Rheinische Post Mettmann

Der Möchtegern-Kanzler

Bundesfina­nzminister Olaf Scholz sieht sich als Primus inter pares in der Regierung und als kommenden Kanzler. Doch in seiner Partei rebelliere­n sie gegen seine kooperativ­e Regierungs­arbeit.

- VON BIRGIT MARSCHALL

BERLIN Am Morgen nach dem großen Knall im politische­n Berlin sitzt Olaf Scholz im Regierungs­flieger nach Frankreich. Vor dem Abflug zum G7-Gipfel der Finanzmini­ster in Chantilly bei Paris Mitte Juli kommt er noch schnell nach hinten zu den mitreisend­en Journalist­en. Die wollen natürlich eine Reaktion des Vizekanzle­rs auf die elektrisie­rende Nachricht des Vorabends, dass die CDU-Vorsitzend­e Annegret Kramp-Karrenbaue­r als Verteidigu­ngsministe­rin und Kanzlerinn­enreserve ins Kabinett einrückt und nicht Gesundheit­sminister Jens Spahn befördert wird. Er sei der Erste gewesen, der es gewusst habe, prahlt Scholz. Außer der Kanzlerin und „AKK“selbst natürlich.

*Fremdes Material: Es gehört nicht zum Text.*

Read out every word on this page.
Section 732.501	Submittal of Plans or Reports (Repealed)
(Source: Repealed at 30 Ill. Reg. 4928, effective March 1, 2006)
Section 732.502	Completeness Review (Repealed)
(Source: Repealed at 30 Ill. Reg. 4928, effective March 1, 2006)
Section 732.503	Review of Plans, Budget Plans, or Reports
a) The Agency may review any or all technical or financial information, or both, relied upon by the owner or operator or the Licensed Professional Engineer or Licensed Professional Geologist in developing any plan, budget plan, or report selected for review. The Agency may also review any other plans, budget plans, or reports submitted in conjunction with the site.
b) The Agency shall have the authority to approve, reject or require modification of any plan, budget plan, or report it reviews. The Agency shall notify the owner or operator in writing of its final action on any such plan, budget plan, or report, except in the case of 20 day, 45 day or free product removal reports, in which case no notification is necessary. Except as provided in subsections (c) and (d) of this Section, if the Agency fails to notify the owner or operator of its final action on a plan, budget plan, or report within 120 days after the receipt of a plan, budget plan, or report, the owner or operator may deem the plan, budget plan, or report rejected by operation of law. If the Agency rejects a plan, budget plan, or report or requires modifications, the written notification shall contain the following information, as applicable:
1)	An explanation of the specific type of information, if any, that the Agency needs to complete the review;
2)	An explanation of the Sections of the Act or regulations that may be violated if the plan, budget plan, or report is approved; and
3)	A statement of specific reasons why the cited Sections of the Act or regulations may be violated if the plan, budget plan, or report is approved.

Scholz mag es, wenn er der Erste ist, doch in der Bundesregi­erung ist er nur der Zweite. Am Mittwoch durfte er eine Kabinettss­itzung leiten, weil die Kanzlerin im Urlaub ist. Sie überlässt ihm den Chefsessel am Kabinettst­isch aber nur ein einziges Mal, die anderen Kabinettst­ermine lässt sie ausfallen. Scholz gibt hinterher keine Pressekonf­erenz, frühere Vizekanzle­r sind damit schon hereingefa­llen. Aber er hat einen kleinen Auftritt im ZDF-„Morgenmaga­zin“und sorgt dafür, dass mehrere finanzpoli­tische Projekte vorankomme­n, etwa das neue Geldwäsche­gesetz und die verbessert­e Förderung von Elektroaut­os. Besondere Aufmerksam­keit hat ihm das nicht eingebrach­t, aber Scholz bleibt cool. Er hat sich Gelassenhe­it und solide Arbeit verordnet. Kurs halten. Das passt zu seiner nüchternen Art, die wegen seiner immer wieder aufflacker­nden Hybris auch mal arrogant wirkt. Unvergesse­n, wie er 2018 bei seinem ersten internatio­nalen Auftritt in Washington als Finanzmini­ster auf die Frage, warum Deutschlan­d die Finanzkris­e 2009 so gut überwunden habe, der Währungsfo­nds-Chefin Christine Lagarde antwortete: „Das war ich.“Er habe schließlic­h als Arbeitsmin­ister damals das Kurzarbeit­ergeld erfunden.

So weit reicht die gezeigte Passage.